ECLI:NL:CRVB:2005:AT7833

Centrale Raad van Beroep

Datum uitspraak
9 juni 2005
Publicatiedatum
4 april 2013
Zaaknummer
04/4246 ALGEM
Instantie
Centrale Raad van Beroep
Type
Uitspraak
Rechtsgebied
Bestuursrecht; Socialezekerheidsrecht
Procedures
  • Hoger beroep
Rechters
  • R.C. Stam
  • M.C.M. van Laar
  • C.P.M. van de Kerkhof
Vindplaatsen
  • Rechtspraak.nl
AI samenvatting door LexboostAutomatisch gegenereerd

Beoordeling van de arbeidsverhouding van een schoonzoon binnen een vennootschap onder firma

In deze zaak heeft de Centrale Raad van Beroep op 9 juni 2005 uitspraak gedaan in hoger beroep over de arbeidsverhouding van de schoonzoon van de vennoten van een snackbar. Appellante, vertegenwoordigd door G. van den Oever, heeft hoger beroep ingesteld tegen een eerdere uitspraak van de rechtbank Zwolle, die het beroep tegen een besluit van het Uitvoeringsinstituut werknemersverzekeringen ongegrond had verklaard. Het geschil draait om de vraag of de werkzaamheden van de schoonzoon in een arbeidsverhouding vielen die verplichte verzekering onder de sociale werknemersverzekeringswetten met zich meebracht.
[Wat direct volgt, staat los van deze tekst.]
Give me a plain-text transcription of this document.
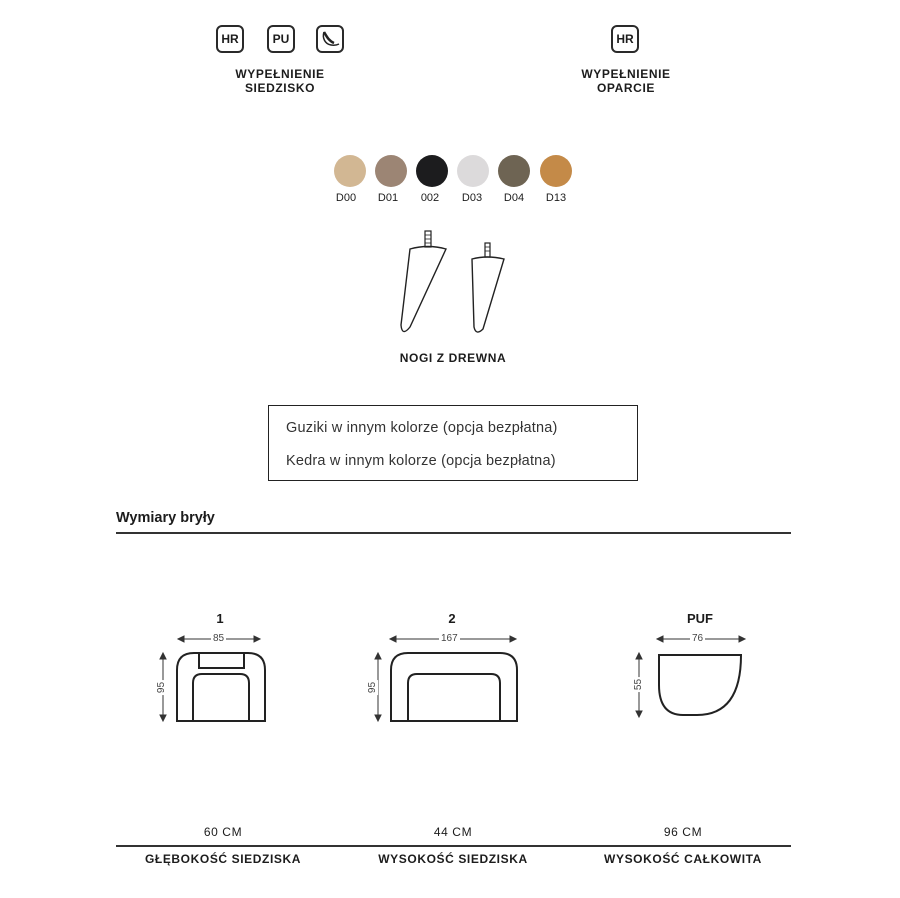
HR	PU
WYPEŁNIENIE
SIEDZISKO
HR
WYPEŁNIENIE
OPARCIE
D00	D01	002	D03	D04	D13
NOGI Z DREWNA
Guziki w innym kolorze (opcja bezpłatna)
Kedra w innym kolorze (opcja bezpłatna)
Wymiary bryły
1	2	PUF
85
95
167
95
76
55
60 CM	44 CM	96 CM
GŁĘBOKOŚĆ SIEDZISKA	WYSOKOŚĆ SIEDZISKA	WYSOKOŚĆ CAŁKOWITA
De Raad heeft vastgesteld dat de schoonzoon van de vennoten, die van 1 mei 2000 tot 14 juni 2001 in de snackbar werkzaam was, niet als vennoot kan worden beschouwd. De rechtbank oordeelde dat er geen bewijs was dat de schoonzoon deel uitmaakte van de vennootschap, en dat alle elementen voor een privaatrechtelijke dienstbetrekking aanwezig waren. Appellante betwistte dit en stelde dat er sprake was van gezamenlijk ondernemerschap, maar de Raad oordeelde dat deze stelling niet aannemelijk was gemaakt.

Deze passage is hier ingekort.